The description here given of the Roman contract system-if we may use that expression to indicate the aggregate of actionable agreements is somewhat misleading. It must not be supposed that in the time of Justinian, or even of Gaius, no agreement was ground to support an action which was neither expressed in the form of stipulation, nor belonged to one or other of the classes of Real and Consensual contracts. There had been a considerable advance in two directions since the time when usage had restricted the term 'contract' to denote the four classes of agreement enumerated in Title 13. Between the establishment of the Empire and the age of the last great classical jurists the principle of the Real contracts had received a great development by the recognition of the rule, that where one party to any bilateral agreement whatsoever had performed what he had undertaken, he had always a remedy by action to enforce performance by the other.
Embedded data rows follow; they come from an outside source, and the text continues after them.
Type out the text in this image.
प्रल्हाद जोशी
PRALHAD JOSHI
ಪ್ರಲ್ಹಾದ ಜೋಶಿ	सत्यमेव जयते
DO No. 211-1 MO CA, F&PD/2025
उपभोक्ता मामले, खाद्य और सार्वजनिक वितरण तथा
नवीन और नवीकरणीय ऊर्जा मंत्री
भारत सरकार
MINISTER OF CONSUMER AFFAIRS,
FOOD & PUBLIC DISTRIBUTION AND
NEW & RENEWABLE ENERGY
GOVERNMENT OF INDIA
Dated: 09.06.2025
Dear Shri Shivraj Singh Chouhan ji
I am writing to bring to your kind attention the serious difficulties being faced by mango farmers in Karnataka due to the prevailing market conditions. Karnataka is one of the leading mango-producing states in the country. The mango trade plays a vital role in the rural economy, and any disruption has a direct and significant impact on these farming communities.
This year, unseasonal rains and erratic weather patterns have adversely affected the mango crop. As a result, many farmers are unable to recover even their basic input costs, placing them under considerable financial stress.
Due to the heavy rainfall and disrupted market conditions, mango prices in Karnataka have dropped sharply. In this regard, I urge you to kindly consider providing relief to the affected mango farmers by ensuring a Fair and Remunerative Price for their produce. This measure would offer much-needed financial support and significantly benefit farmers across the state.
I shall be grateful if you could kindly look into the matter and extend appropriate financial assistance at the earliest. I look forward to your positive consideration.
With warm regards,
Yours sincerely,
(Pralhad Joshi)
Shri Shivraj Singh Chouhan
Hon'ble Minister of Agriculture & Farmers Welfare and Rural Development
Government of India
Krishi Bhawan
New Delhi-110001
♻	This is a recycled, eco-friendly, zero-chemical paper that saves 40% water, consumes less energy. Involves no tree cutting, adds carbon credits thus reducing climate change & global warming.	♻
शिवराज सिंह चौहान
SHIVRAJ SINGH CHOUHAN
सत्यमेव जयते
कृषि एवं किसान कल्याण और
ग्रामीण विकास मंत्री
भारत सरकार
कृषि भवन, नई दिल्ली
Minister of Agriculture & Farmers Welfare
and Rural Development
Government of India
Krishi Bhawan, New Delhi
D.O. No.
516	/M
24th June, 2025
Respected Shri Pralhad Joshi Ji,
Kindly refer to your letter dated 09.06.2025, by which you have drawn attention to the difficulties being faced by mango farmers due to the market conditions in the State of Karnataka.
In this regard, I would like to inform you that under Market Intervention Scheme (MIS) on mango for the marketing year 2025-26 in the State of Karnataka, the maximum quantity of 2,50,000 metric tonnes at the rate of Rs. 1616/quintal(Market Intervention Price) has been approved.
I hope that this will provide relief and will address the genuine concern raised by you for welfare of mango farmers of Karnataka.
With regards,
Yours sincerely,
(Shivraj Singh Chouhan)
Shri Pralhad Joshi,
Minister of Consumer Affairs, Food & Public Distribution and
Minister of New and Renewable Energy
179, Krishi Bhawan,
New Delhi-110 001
This great group of so-called 'innominate '

contracts is treated in a note on Title 14. 4. New contracts, though not so called, which in effect were consensual, were called into existence at different times by the Edict and imperial action; hypotheca (pp. 318-320 supr.), constitutum (note on iii. 20. 8), and receptum nautarum, etc. (note on iv. 5. 3) are examples of the former; emphyteusis (pp. 313-315 supr.) and donatio (ii. 7) of the latter. And lastly, though this matter is disputed (Excursus V), it may be true that from the theory of 'natural' obligation every agreement whatsoever came to receive all the legal attributes possessed by even the oldest of the Roman contracts, except that of exposing the promisor to an action for the enforcement of his promise.